Appreciate the feedback.
I am not close to the tractor right now. I understand today starting out battery showed around 12.8 not running. At 1800 RPM showing around 16.5. After hours of bush hogging light came on. Little later when back around volt meter with charge light on and tractor running meter showed 12.4. That tells me at that time it wasn’t charging.
I believe there is both a regulator and a generator and the generator handles the charging. I believe the other light, oil pressure, also came on and began to flicker at idle.
Any of this point to anything or still possibly a ground connection issue?
OK. Well, that's new info you and yes it does change things. Glad you were able to get that measurement. 12.4 volts tells us that the battery is probably good and that it hasn't been getting the charge it was expecting. The fact that it happened after some use and heat is good info - but I'm not sure quite what to do with it until we have a bit more information.

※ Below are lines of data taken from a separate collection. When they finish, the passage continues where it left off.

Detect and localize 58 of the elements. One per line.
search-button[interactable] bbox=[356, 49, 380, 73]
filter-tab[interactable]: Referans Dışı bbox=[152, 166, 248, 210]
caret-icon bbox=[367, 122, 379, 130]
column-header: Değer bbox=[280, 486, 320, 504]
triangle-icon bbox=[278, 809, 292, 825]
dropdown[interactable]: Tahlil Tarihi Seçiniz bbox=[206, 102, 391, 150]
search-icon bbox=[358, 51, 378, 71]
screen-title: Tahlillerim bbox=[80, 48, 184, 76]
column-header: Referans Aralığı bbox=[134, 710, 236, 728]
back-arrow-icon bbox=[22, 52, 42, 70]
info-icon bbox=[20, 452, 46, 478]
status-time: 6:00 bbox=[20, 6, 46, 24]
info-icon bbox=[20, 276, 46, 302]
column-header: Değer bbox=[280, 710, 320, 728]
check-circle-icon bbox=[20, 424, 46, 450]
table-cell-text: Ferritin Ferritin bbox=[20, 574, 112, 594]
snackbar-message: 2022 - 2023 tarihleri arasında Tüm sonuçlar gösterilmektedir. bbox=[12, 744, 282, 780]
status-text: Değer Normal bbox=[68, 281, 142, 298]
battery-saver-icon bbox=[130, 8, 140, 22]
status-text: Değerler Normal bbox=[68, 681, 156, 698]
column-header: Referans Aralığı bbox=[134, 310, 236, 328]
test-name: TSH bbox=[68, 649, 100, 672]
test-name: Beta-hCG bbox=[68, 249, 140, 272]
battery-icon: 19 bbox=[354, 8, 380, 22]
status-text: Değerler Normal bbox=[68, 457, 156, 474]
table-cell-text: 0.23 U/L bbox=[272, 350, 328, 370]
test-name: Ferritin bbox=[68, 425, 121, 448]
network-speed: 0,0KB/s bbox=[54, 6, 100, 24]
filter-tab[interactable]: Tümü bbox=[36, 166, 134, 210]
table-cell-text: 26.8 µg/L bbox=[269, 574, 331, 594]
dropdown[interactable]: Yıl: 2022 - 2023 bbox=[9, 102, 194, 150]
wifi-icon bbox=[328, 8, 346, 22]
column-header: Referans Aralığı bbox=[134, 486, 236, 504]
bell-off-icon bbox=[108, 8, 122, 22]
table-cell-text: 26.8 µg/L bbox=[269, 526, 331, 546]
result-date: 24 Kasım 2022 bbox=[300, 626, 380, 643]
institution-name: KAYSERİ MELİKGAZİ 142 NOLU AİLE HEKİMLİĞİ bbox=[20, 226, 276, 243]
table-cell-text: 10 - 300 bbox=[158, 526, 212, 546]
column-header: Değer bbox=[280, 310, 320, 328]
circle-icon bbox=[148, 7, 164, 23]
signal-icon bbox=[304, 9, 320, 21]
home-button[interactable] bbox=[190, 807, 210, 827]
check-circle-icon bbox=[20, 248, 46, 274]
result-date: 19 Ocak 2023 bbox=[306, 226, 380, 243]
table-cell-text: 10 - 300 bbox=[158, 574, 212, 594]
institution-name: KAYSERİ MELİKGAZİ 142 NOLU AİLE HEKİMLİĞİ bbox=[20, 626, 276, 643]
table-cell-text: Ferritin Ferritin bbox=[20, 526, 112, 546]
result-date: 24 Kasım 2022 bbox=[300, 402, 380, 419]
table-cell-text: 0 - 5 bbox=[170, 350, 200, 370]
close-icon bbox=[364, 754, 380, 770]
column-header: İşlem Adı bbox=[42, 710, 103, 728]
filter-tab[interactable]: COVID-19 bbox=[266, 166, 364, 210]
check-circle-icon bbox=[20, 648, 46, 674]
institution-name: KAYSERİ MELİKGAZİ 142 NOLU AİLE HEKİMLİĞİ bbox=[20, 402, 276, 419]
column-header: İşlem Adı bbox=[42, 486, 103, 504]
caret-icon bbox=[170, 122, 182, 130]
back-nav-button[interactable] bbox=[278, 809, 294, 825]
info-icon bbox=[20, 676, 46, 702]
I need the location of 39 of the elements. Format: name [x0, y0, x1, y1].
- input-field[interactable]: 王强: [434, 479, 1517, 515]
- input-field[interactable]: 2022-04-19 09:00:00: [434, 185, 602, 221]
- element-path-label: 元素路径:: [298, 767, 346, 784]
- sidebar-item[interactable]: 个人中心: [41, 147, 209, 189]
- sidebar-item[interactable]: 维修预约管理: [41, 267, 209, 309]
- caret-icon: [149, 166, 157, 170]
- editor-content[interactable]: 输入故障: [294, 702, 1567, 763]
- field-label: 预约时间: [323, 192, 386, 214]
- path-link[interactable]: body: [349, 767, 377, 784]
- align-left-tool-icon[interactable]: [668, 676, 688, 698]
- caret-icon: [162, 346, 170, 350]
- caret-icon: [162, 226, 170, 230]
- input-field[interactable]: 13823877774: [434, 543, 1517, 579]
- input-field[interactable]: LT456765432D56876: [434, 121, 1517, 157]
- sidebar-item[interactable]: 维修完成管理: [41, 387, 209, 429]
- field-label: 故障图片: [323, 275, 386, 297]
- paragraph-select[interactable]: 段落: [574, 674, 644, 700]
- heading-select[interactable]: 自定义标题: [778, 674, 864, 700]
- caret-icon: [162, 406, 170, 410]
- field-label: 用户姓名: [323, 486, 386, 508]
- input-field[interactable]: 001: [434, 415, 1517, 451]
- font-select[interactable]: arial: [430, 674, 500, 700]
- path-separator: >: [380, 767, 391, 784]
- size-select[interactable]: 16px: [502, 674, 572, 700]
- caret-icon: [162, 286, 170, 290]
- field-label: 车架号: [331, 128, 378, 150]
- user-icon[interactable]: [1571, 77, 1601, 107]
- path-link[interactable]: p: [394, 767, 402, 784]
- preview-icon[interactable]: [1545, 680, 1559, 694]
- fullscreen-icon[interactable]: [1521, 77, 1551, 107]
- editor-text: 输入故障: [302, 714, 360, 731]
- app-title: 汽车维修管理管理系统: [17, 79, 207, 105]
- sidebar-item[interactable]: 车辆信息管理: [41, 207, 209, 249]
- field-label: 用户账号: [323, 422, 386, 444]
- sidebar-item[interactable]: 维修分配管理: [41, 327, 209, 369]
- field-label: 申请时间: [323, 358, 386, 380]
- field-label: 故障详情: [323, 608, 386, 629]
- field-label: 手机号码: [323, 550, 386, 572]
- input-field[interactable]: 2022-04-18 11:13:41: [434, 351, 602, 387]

There are two possible culprits that are real heat sensitive and both are in the generator or alternator (which one do you have?) they are NOT in the Voltage Regulator. I'm going there because what you are describing makes me think generator/alternator instead of voltage regulator.
If your old Ford has a generator, then heat after a few hours causes the pick up brushes in the generator to begin to bounce on the commutator which results in a lower voltage with an AC component. That type electricity won't charge the battery.
If your old Ford has an alternator, same problem, but in an alternator it is likely that heat affects the diode plate and causes a diode to pass current both ways.That also lets an AC signal through instead of converting it to DC. The battery cannot use AC for charging.
Both of these are relatively easy fixes if you want to keep the tractor near stock. This is when I'd take the generator or alternator down to the auto electric shop for a test and a rebuild. Rebuild your good old one. It is far better to rebuild the old one than than to buy some cheap chinese rebuilt one.
However, a workable alternative is to just scrap the old generator and voltage regulator both and replace them with any one of a dozen new one-wire combination alternator with VR built in. You simply choose one that will bolt up to your esisting mount and drive with your existing fan belt. Size it roughly the same. The single output wire goes to your battery. And you are done.
Ive heard that Datsun and Toyota single wire one-wire alternators are good ones and inexpensive. Sorry I don't have a part number. Maybe someone else has done this to their Ford.
Or just rebuild the old one. It has experience..... Oh, on the grounding. Probably not the problem, but anyone with good sense stays on top on grounding issues. They are always the number 1 culprit.